10 мая Суриц писал Молотову, что содержание английского предложения мало чем отличается от первого французского проекта, но оно еще хуже по форме. Если формула Бонне от 25 апреля фактически возлагала на СССР односторонние обязательства, но она, все же, была построена как соглашение между тремя державами и предусматривала установление немедленного контакта между генштабами, пусть и в завуалированном виде. Предложение же Лондона продиктовано нежеланием связать себя каким-либо формальным соглашением с СССР, нежеланием подписывать какой-либо документ вместе с ним, нежеланием выйти за рамки «параллельных» акций. Новое английское предложение еще более, чем формула Бонне, для СССР неприемлемо, поскольку оно втягивает СССР автоматически в войну с Германией, когда Англии и Франции вздумается воевать с Германией из-за обязательств, данных ими без согласия Советского Союза и без согласования с ним. Англия и Франция признают лишь за собой право установить момент и круг объектов такого конфликта. Отводя Советскому Союзу роль слепого спутника в комбинации, Англия и Франция не хотят гарантировать СССР даже от последствий, которые это обязательство для него повлечет. Делая такие предложения, Уайтхолл спекулирует на том, что общественное мнение в Англии и во Франции считает само собой разумеющимся, что СССР в собственных интересах должен прийти на помощь своим соседям, подвергшимся германскому нападению, и не оказаться в этом отношении позади Франции и Англии, которые «менее заинтересованы».

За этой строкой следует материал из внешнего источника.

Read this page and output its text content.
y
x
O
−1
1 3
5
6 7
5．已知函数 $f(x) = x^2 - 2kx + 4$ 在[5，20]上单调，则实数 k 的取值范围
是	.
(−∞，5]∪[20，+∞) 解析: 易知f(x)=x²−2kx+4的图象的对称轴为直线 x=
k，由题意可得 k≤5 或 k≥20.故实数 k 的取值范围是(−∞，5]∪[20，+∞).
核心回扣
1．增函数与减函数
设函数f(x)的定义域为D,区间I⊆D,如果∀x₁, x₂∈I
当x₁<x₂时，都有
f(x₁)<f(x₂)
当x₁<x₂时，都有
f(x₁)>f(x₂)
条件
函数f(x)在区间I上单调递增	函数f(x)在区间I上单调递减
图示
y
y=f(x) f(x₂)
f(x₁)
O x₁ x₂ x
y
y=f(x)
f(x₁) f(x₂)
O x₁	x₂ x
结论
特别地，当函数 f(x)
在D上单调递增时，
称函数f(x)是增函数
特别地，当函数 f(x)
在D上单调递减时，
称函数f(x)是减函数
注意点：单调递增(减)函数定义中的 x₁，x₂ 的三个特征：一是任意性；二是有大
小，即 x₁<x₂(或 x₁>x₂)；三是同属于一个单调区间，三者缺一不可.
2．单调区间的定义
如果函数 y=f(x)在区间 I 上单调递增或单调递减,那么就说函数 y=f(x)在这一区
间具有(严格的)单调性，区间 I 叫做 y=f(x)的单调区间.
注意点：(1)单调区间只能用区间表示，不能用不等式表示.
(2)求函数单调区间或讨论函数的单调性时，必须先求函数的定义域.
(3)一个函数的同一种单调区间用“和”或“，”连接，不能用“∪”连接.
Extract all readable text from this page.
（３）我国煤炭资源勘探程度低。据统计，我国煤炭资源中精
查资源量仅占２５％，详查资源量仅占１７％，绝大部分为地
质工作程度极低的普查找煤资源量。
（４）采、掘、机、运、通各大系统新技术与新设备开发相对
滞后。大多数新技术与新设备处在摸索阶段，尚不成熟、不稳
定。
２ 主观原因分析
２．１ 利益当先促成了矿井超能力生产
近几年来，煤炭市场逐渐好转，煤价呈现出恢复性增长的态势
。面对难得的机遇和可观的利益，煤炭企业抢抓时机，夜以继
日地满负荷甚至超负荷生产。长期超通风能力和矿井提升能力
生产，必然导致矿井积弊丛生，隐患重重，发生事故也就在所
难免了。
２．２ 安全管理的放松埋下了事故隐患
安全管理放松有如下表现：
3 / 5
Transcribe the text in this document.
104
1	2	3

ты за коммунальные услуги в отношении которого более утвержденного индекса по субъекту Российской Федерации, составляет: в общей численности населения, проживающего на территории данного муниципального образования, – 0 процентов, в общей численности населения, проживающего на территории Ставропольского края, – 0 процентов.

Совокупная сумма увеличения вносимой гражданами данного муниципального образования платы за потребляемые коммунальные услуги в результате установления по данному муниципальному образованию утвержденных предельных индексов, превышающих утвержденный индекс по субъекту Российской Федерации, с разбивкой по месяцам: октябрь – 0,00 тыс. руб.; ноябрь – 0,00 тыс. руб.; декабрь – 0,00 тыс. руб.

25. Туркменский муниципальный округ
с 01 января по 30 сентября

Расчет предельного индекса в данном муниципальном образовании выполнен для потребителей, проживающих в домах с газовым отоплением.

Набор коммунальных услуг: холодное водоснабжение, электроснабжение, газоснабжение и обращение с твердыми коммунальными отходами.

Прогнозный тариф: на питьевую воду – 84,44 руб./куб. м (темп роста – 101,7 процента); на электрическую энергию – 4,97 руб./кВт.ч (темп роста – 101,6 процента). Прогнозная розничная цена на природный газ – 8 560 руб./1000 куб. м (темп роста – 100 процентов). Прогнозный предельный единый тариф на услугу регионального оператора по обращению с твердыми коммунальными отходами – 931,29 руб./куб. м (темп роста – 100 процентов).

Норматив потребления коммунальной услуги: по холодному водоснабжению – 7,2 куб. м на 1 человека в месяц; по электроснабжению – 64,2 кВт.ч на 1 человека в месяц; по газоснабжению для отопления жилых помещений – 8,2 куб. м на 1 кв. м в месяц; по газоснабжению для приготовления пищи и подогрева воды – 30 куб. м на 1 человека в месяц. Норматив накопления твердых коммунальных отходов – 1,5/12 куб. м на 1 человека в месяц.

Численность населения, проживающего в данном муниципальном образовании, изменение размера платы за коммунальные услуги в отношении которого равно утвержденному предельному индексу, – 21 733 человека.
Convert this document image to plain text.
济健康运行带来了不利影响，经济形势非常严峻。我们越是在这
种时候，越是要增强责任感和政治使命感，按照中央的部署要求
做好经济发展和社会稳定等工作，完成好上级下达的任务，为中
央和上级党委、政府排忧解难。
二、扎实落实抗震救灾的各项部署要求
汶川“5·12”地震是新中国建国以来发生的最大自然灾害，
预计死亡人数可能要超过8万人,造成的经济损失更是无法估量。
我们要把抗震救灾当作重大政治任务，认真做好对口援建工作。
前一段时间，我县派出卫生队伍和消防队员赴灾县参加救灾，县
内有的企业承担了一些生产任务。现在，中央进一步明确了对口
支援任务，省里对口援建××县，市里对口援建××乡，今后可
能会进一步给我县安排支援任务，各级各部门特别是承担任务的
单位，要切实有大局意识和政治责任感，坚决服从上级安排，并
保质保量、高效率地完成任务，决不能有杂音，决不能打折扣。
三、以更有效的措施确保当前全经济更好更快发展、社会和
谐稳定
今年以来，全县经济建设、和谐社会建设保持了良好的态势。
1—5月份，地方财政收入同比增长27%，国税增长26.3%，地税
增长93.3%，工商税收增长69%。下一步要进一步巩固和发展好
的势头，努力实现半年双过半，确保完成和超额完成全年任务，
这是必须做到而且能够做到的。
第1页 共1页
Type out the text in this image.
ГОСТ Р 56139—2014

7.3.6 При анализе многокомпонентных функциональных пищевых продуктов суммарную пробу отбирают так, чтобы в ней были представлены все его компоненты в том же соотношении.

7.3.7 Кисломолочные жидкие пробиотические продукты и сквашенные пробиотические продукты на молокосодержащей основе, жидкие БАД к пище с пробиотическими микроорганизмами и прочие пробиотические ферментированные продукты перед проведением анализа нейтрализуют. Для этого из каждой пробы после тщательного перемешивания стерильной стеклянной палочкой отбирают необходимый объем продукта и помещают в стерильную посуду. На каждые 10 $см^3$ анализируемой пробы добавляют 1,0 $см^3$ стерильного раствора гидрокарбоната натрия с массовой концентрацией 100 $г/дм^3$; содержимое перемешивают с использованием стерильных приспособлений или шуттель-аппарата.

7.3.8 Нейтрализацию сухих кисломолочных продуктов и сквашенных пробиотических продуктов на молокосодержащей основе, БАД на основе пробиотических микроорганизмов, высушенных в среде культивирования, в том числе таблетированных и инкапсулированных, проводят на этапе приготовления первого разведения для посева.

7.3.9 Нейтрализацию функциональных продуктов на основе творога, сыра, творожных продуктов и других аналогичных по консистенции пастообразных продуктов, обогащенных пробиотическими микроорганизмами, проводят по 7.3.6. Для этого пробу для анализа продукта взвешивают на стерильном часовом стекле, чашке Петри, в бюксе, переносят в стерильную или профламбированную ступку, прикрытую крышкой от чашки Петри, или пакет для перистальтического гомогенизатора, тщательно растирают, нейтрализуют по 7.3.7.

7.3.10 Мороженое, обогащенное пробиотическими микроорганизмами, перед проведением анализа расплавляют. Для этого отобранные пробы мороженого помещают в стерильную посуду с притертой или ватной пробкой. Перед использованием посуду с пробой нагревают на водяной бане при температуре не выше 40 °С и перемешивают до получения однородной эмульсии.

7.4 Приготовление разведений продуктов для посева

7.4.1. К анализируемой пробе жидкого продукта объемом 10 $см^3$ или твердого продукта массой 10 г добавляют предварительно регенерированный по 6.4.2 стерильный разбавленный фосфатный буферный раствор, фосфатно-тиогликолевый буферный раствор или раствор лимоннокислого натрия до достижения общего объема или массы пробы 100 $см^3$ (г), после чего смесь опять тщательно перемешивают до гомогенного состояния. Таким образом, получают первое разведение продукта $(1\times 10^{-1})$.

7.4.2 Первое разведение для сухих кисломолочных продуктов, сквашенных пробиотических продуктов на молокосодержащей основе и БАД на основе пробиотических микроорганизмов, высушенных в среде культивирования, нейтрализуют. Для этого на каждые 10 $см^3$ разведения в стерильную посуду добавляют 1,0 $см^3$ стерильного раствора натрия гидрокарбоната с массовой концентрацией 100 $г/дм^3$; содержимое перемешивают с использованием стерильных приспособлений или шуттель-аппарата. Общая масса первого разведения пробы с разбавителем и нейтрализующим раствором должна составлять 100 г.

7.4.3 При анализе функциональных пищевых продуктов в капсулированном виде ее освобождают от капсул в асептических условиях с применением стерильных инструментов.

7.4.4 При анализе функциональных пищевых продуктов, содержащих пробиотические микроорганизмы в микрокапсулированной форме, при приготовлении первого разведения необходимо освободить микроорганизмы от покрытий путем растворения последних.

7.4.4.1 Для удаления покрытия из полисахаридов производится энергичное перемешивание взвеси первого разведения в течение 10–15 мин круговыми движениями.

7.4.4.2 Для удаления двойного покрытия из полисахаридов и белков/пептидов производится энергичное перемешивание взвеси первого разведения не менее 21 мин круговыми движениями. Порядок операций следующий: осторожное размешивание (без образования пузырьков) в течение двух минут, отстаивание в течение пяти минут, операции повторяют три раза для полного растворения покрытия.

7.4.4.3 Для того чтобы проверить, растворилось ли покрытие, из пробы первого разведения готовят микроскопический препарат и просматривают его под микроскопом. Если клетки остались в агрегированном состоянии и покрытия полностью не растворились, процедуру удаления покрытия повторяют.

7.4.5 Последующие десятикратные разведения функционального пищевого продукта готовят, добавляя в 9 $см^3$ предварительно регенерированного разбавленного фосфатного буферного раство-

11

Чтобы взвалить ответственность за срыв соглашения с Советским Союзом, на которое толкает большинство общественного мнения, на сам же Советский Союз, уже сейчас распространяется в газетах слух, что «грандиозный» советский проект от 17 апреля был рассчитан на то, что его не примут, и инспирирован желанием уклониться от принятия более узких и более конкретных предложений. Все это необходимо учесть при подготовке ответа английскому правительству. Советское правительство не должно настаивать на принятии своего проекта в целом. Это лишь облегчит маневр Чемберлена и Бонне. Заключение военного союза может представляться рискованным и опасным не одним только «умиротворителям» и «мюнхенцам». Сейчас имеется два контрпредложения на советский проект. Французский проект Бонне до сих пор формально не отозвал (хотя он, правда, всегда оговаривался, что проект является пока лишь выражением французской точки зрения): ссылка Сидса на французов Советский Союз ни к чему не обязывает, да и не противоречит тому, что французы, «не возражая против английского проекта», все же предпочитают свой. Поэтому тактически вернее ответить, что Советское правительство согласно принять за базу последний исправленный французский проект. Выгоды такого ответа в том, что СССР перед всем миром декларирует свою готовность помочь своим соседям, подвергшимся нападению и кладет конец всем сказкам о якобы двойной игре с Германией. СССР также продемонстрирует свою уступчивость и готовность не настаивать непременно на военном союзе и пойти на разумные контрпредложения. Беря за базу проект, представленный самими французами, Советский Союз привлечет на свою сторону огромное большинство французского общественного мнения, усилит нажим на англичан, поставит Чемберлена в более затруднительное положение и помешает ему далее выворачиваться в парламенте359.